Mike and Beth have simple wills, Living Trusts, and Powers of Attorney but they haven’t been reviewed for nearly two decades. Their two children, Michael and Stephanie, are successful professionals and while they don’t need any financial assistance, Mike and Beth would like to set up accounts for their three grandchildren. Mike also owns $2 million of life insurance on his life with Beth named as the beneficiary. They are open to charitable giving.
- While both Mike and Beth have sufficient resources to support their desired standard of living through age 90, a significant portion of their assets- the company stock options- have yet to be converted to spendable dollars.
- Their overall wealth is vulnerable to business risk given that the majority of their investments are tied to Mike’s company.
- Without coordinating deferred income, stock options, pension start date, social security and RMDs, they could lose all the expected benefits of tax deferral.
- They are vulnerable to state estate tax and potentially to future federal estate tax.
- Mike’s existing life insurance is included in the estate for estate tax purposes. Without proper planning, a substantial portion of the death benefit could be lost to taxation in the event of simultaneous death.
- In summary, while their retirement looks great on paper, a financial problem at Mike’s company could throw their plans in jeopardy.
- Develop on optimal schedule for the various income streams that helps to keep taxes as low as possible under current law.
- Establish a conversion strategy for the company options, considering both market timing and income tax issues with salary and bonus.
- Coordinate deferred compensation payments with pension and Social Security initiation to minimize tax bracket.
- With regard to Mike’s 401k plan, company shares with a low basis may be good candidates for special federal tax rules like Net Unrealized Appreciation (NUA).
- NUA could potentially provide the ability to reduce the stock concentration and pay capital gains rates instead of ordinary income tax rates.
- The non-company portion could roll into a self-directed IRA to allow for more flexibility in investment choices.
- Develop an overall investment allocation suitable to the cash flow needs and accounting for the concentration in the Mid-cap sector.
- Reduce the concentration in their investment account:
- Establish a capital gains budget for the reducing the company stock over time;
- Consider making charitable gifts of some low basis company stock.
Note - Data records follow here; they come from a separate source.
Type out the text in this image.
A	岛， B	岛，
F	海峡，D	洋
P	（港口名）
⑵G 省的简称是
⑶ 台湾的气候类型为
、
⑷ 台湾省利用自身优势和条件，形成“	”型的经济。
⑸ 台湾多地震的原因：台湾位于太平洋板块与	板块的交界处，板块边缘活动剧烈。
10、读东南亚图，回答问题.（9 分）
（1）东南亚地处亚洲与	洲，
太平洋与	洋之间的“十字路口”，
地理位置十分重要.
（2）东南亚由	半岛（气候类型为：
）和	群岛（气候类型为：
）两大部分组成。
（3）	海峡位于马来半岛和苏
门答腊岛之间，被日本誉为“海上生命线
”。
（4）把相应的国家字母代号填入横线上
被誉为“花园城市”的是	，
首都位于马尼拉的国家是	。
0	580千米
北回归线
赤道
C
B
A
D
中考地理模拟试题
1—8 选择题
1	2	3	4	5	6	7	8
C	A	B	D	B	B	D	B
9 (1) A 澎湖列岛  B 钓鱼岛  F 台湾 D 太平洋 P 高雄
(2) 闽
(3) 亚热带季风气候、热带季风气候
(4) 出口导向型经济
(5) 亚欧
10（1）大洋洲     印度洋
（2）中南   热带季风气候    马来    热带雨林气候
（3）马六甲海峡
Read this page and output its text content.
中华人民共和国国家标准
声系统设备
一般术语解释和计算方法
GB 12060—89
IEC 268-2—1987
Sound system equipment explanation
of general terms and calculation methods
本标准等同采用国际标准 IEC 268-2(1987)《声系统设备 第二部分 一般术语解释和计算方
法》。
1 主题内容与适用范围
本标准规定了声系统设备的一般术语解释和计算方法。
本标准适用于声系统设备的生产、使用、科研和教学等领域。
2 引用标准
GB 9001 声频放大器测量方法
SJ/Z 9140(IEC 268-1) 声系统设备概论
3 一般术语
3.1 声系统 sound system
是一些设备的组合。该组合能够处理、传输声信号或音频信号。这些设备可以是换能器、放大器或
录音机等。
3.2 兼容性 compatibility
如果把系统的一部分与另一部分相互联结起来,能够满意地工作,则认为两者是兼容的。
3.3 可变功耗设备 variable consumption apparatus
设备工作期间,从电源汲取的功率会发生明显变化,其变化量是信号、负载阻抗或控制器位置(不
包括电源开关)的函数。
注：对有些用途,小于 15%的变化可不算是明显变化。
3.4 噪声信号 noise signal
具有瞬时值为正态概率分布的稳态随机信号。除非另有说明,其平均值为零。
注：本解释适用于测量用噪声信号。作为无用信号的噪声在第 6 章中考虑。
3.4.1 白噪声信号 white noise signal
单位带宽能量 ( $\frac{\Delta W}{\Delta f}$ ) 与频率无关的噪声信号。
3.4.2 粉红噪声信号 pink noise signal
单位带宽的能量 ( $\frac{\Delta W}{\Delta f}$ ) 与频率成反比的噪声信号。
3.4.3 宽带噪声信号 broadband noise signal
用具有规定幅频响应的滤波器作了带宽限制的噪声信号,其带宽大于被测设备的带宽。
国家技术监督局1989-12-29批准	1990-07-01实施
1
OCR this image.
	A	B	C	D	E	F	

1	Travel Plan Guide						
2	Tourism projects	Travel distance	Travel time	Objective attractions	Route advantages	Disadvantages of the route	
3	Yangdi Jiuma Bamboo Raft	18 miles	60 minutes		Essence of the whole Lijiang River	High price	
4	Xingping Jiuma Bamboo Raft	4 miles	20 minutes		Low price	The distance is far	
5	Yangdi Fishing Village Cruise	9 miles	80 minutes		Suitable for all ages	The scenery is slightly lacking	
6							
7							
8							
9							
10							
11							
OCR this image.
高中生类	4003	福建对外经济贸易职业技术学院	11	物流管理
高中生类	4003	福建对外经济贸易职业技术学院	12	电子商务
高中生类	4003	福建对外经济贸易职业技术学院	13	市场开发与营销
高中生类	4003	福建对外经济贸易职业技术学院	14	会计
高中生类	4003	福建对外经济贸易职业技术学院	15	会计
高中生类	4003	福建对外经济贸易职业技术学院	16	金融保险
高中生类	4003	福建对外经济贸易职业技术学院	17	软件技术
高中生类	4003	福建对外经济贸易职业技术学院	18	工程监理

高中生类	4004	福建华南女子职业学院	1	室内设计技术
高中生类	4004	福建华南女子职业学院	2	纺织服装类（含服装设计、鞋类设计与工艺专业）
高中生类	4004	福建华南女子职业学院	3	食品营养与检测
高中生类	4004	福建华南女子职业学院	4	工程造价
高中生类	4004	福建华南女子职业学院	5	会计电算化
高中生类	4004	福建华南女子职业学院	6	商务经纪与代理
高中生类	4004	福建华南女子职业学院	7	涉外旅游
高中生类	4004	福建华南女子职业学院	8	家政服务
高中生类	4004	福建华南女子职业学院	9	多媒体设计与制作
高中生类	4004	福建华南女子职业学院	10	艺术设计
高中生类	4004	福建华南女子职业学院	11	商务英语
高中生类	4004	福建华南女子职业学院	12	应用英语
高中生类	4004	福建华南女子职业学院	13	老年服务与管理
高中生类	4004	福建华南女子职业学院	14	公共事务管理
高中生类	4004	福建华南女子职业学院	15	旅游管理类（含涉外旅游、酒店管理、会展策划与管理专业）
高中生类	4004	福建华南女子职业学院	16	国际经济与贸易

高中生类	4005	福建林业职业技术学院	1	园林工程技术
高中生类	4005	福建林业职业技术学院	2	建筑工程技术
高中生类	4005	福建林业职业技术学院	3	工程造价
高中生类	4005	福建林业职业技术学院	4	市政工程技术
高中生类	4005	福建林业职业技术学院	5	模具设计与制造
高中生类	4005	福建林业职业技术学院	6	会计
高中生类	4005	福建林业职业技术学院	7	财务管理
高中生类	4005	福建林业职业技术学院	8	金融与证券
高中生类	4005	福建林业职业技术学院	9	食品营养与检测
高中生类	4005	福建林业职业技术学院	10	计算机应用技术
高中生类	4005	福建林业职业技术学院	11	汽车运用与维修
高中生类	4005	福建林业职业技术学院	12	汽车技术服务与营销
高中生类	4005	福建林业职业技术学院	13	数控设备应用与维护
Charities won’t be subject to the capital gains tax.
- Consider large lump sum payments to Educational accounts (529 plans) for the grandchildren:
- Mike and Beth can front-load each grandchild’s plan to the level of $150,000;
- $10,000/year can be used for private school prior to college;
- Earnings are tax-free when used for qualified education purposes.
- Consider naming a qualified charity as a beneficiary on retirement assets:
- Charitable intent at death;
- IRA gifts are typically the most optimal assets to give to charity for tax purposes.
- Consider the use of trusts in their estate plan:
- Shelter from state estate taxes;
- Preservation of elevated federal lifetime gifting ability, prior to sunset in 2026;
- Health/Education trusts for grandchildren.
- Remove the existing $2 million in life insurance from the taxable estate by either transferring it to an Irrevocable Life Insurance Trust (ILIT) or, based on the economics of underwriting, surrender it and purchase a survivor life policy in an ILIT. An ILIT can reduce potential estate tax liability and provide the liquidity to pay the remaining estate taxes. In addition, the proceeds of the policy upon the death of Mike (or the second to die between Mike and Beth) may be protected from any creditors or divorce proceedings encumbering the heirs.
Please remember that all clients are different and individual suitability should be determined. These case studies are presented as information only; actual results may vary. It is not our position to offer legal or tax advice. Seek the advice of a professional advisor prior to making a tax-related investment and/or insurance decision.